Would that woman who's read about red but not seen it truly understand what red is? They assume there is an 'experience' of seeing red inherent in the question. She simply hasn't seen red, she's read a lot of documents and knows a lot about red. There's no confusion here other than what confusion the philosophers bring with them.

Do you know what it feels like to feel pain?

Do you agree that when you touch a hot stove, you experience a feeling of pain which accompanies your other behavioral indicators of pain (saying “ow”, pulling your hand away, etc)?

If the answer is yes, then you understand what qualia are.

Your desire to dunk on philosophers is distracting you from the fact that this is a very simple concept that every person is intimately familiar with.

The vast majority of contemporary philosophers are materialists about qualia anyway, so I don’t know what you’re getting so worked up over.

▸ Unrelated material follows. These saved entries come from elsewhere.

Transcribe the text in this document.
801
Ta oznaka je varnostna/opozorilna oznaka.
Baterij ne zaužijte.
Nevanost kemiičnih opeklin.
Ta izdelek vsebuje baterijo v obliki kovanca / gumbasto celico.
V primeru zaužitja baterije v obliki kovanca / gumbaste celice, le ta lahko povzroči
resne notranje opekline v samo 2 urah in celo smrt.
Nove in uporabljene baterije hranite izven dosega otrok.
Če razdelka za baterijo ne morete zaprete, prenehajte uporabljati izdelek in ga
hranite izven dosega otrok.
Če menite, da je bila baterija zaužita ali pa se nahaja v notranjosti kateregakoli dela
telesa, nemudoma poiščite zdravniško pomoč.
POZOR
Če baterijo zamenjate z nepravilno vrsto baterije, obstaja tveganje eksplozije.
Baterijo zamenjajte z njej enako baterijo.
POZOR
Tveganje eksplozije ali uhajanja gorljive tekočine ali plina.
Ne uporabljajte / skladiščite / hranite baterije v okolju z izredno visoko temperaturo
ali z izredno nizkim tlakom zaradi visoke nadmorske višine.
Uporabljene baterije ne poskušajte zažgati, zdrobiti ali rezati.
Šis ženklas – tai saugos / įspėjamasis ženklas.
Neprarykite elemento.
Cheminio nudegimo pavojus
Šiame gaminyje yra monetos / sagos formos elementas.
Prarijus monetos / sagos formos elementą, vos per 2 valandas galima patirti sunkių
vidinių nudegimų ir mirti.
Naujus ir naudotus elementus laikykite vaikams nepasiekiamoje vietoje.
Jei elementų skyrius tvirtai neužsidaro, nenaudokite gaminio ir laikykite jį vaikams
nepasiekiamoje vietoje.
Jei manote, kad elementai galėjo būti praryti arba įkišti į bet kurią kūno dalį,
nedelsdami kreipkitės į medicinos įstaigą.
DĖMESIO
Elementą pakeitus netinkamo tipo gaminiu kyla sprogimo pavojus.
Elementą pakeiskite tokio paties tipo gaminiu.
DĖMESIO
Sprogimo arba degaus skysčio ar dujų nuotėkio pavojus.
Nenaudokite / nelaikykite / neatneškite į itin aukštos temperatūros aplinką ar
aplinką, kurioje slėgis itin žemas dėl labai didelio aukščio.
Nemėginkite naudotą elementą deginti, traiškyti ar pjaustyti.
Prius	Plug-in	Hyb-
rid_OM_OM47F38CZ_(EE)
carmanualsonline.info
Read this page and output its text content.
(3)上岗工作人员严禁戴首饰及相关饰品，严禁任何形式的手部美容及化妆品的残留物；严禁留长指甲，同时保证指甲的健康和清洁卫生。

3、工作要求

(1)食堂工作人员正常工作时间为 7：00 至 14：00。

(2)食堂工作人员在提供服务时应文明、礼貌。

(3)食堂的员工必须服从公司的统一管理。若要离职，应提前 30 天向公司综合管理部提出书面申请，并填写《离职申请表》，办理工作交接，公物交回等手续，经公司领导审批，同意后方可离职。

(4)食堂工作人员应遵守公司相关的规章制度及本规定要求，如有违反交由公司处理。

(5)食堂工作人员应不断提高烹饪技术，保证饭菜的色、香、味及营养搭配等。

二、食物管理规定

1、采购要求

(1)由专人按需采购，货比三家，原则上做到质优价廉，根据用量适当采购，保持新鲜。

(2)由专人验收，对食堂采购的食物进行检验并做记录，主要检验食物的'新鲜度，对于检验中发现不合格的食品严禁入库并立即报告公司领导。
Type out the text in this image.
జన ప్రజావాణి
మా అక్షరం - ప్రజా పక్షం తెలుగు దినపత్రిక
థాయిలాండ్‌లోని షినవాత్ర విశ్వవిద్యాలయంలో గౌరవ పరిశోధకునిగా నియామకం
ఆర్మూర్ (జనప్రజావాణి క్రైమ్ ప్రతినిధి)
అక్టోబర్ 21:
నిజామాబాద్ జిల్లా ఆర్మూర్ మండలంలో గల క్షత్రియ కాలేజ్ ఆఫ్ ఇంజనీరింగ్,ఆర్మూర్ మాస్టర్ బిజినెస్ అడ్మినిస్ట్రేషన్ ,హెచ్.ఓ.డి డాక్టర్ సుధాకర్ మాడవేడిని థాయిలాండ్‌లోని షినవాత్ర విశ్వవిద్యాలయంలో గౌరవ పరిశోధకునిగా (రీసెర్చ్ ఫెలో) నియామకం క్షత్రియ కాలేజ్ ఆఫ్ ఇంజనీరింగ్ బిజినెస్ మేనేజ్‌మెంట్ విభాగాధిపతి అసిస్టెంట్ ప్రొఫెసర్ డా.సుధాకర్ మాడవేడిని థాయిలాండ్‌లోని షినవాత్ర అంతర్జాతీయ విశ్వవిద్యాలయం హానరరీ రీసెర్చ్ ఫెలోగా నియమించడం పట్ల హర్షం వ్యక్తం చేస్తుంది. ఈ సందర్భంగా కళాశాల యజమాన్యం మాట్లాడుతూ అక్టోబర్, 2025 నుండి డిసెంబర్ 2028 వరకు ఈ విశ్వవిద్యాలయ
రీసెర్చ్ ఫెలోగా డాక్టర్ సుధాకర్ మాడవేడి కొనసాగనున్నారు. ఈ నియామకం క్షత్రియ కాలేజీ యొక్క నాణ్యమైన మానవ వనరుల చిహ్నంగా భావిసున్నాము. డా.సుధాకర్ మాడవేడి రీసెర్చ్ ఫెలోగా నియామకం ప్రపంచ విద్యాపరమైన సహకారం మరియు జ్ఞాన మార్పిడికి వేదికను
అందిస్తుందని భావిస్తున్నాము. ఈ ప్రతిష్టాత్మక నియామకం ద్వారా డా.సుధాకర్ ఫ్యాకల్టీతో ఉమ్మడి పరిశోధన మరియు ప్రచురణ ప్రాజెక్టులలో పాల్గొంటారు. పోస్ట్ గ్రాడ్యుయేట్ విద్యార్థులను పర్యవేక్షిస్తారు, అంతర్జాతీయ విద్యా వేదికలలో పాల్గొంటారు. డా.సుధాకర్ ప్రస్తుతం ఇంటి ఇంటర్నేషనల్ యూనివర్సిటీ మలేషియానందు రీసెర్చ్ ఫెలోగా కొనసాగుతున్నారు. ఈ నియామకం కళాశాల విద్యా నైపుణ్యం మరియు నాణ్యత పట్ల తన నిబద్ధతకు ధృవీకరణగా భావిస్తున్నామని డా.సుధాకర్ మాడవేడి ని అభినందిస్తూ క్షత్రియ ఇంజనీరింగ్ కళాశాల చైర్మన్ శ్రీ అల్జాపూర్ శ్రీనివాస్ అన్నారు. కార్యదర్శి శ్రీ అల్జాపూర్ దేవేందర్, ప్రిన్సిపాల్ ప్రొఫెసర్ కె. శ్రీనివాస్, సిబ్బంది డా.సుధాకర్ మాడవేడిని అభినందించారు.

I feel pain and irritation with this whole debate.

This is a very simple (and wrong) concept. When you feel pain, you are feeling pain. Not qualia! The feeling of pain is just pain. You can't have pain without a feeling of pain, they're one and the same.

This is a very simple (and wrong) concept. When you feel pain, you are feeling pain. Not qualia! The feeling of pain is just pain. You can't have pain without a feeling of pain, they're one and the same.

(Probably!) not true. Fish act as if they feel pain, but study of their neurology indicates they probably don't. Call them "p-fish-zombies".